1 Corinthians 6:11-13 “We have spoken freely to you, Corinthians; our heart is wide open. You are not restricted by us, but you are restricted in your own affections. In return (I speak as to children) widen your hearts also.”
Are you familiar with the term “unrequited love”? It means love that is not returned or rewarded. It’s a state of affairs that is truly sad, for love wants what is best for the one loved, but if the other party won’t receive it, that benefit is foregone. Paul expresses just this anguish in his words above. He truly loved the church at Corinth in spite of their wayward ways. They were a church that had been stained by ungodliness and false teaching. Paul, because of his love for them, had been very truthful with them. He had pointed out their sin, although it had to be difficult, for isn’t this one of the most difficult things there is to do, i.e., to point out problems in the lives of those we love? It’s a matter of “tough love,” where we love someone too much to ignore things that may bring pain and destruction into their lives. It’s like that with our own children. The Lord has told us in His Word that “Whoever spares the rod hates his son, but he who loves him is diligent to discipline him” (Proverbs 13:24). But discipline can be so very difficult to practice. It’s so much easier on us to let something slide, but to do so eventually results in pain and difficulty in the lives of the one we say we love.
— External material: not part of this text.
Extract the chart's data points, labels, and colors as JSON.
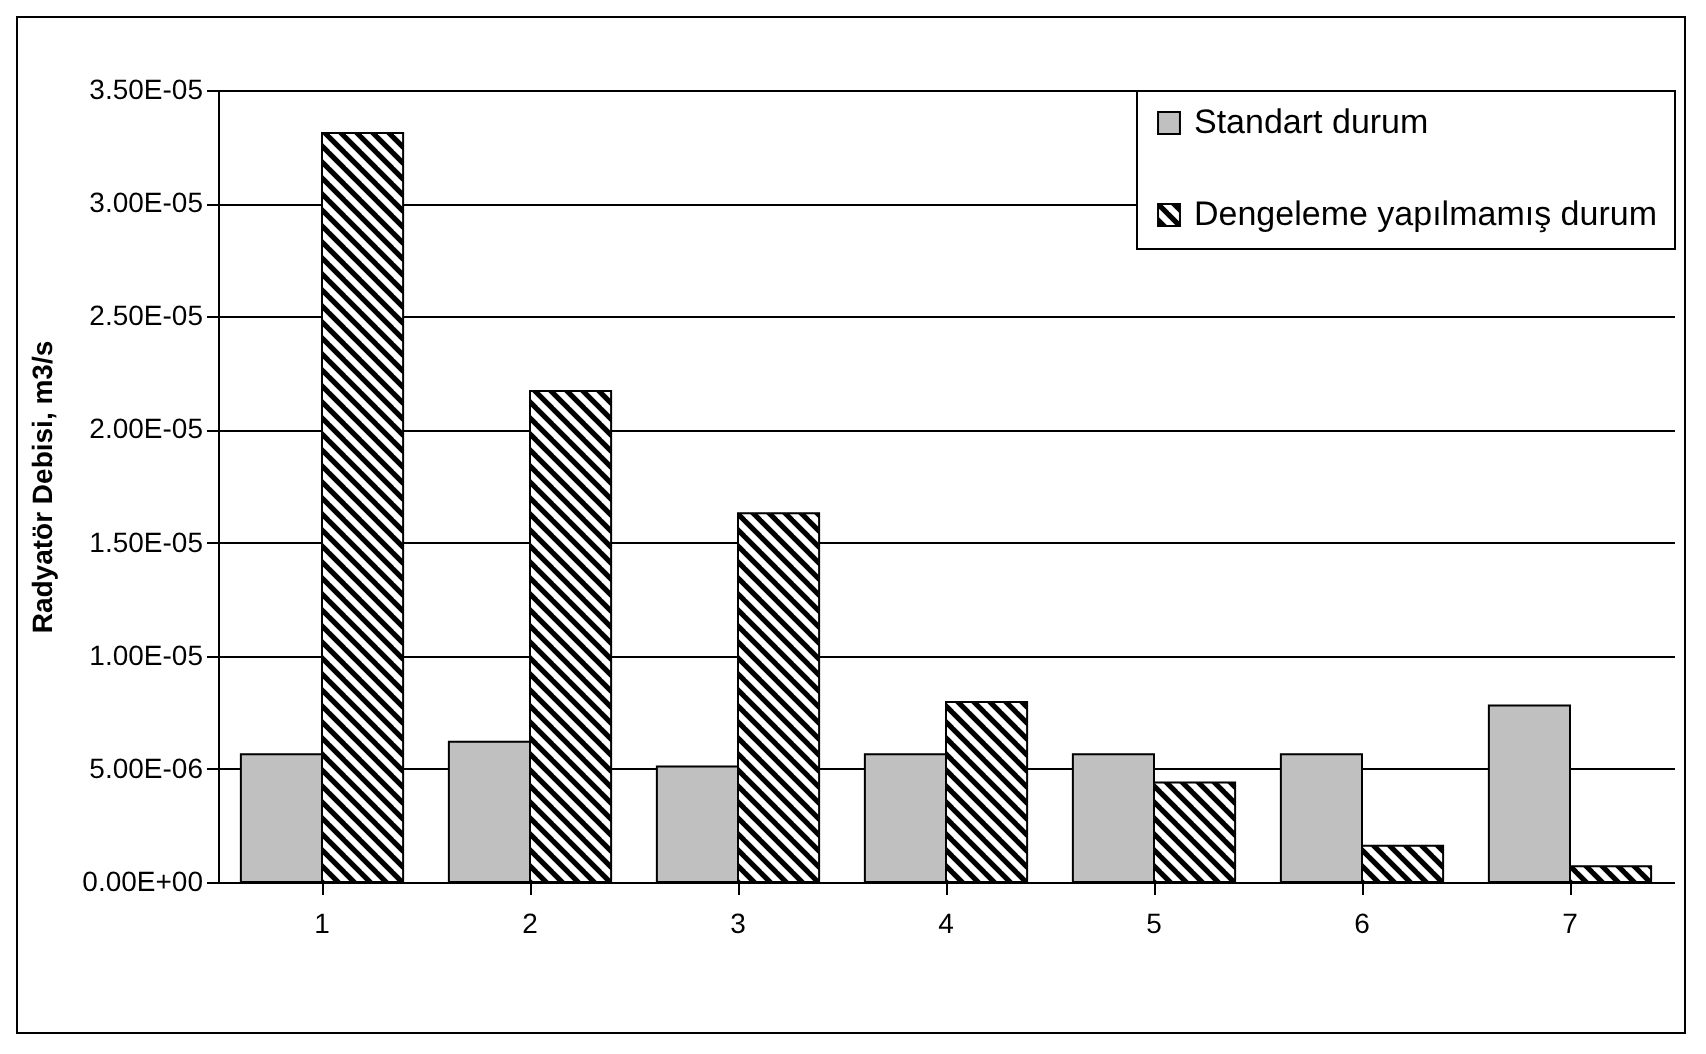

Because there are always others out there who want to cajole and encourage evil and self-destructive behavior, the one who needs correction often gravitates to those who make them feel better about themselves, although in so doing it brings about what is obviously not better. It’s that way in families, as bad influences are often at work to pull our children away from us. And it’s that way in churches, when people are so ready to turn to preachers that will itch their ears and make them feel good about themselves when what they really need and what the God Who really loves them would want for them is to expose the sin and bring the correction that yields a truly abundant life.
It’s such a painful thing, particularly when we want what is best for our own children and others whom we love, to want to share our hearts with them, but they aren’t open to it and thereby restrict their affections towards us, much like the Corinthians did towards Paul. And thus, Paul’s subsequent instructions to the Corinthians, “Do not be unequally yoked with unbelievers” (2 Corinthians 6:14), i.e., unbelievers who had infiltrated the church, for to do so was not better for them in any way. All it did was influence them in ways that hindered them from the fullness of the blessing that is the love of God.
So, if Paul felt this way, and if we feel this way about the people in our lives that we love, think of how the God Who is Love feels about our unrequited love. Listen to the words of Jesus as he longs for the love He had for the Jews to be returned for their own eternal benefit: “O Jerusalem, Jerusalem, the city that kills the prophets and stones those who are sent to it! How often would I have gathered your children together as a hen gathers her brood under her wings, and you were not willing!” (Matthew 23:37).
May God help us to not turn against the love He wants to shower upon us by turning to things and people that make us feel good in our sin, rather than to those who would tell us the truth, the things that most certainly are good for us. Indeed, they are the very best things, for they come from the heart of our loving God.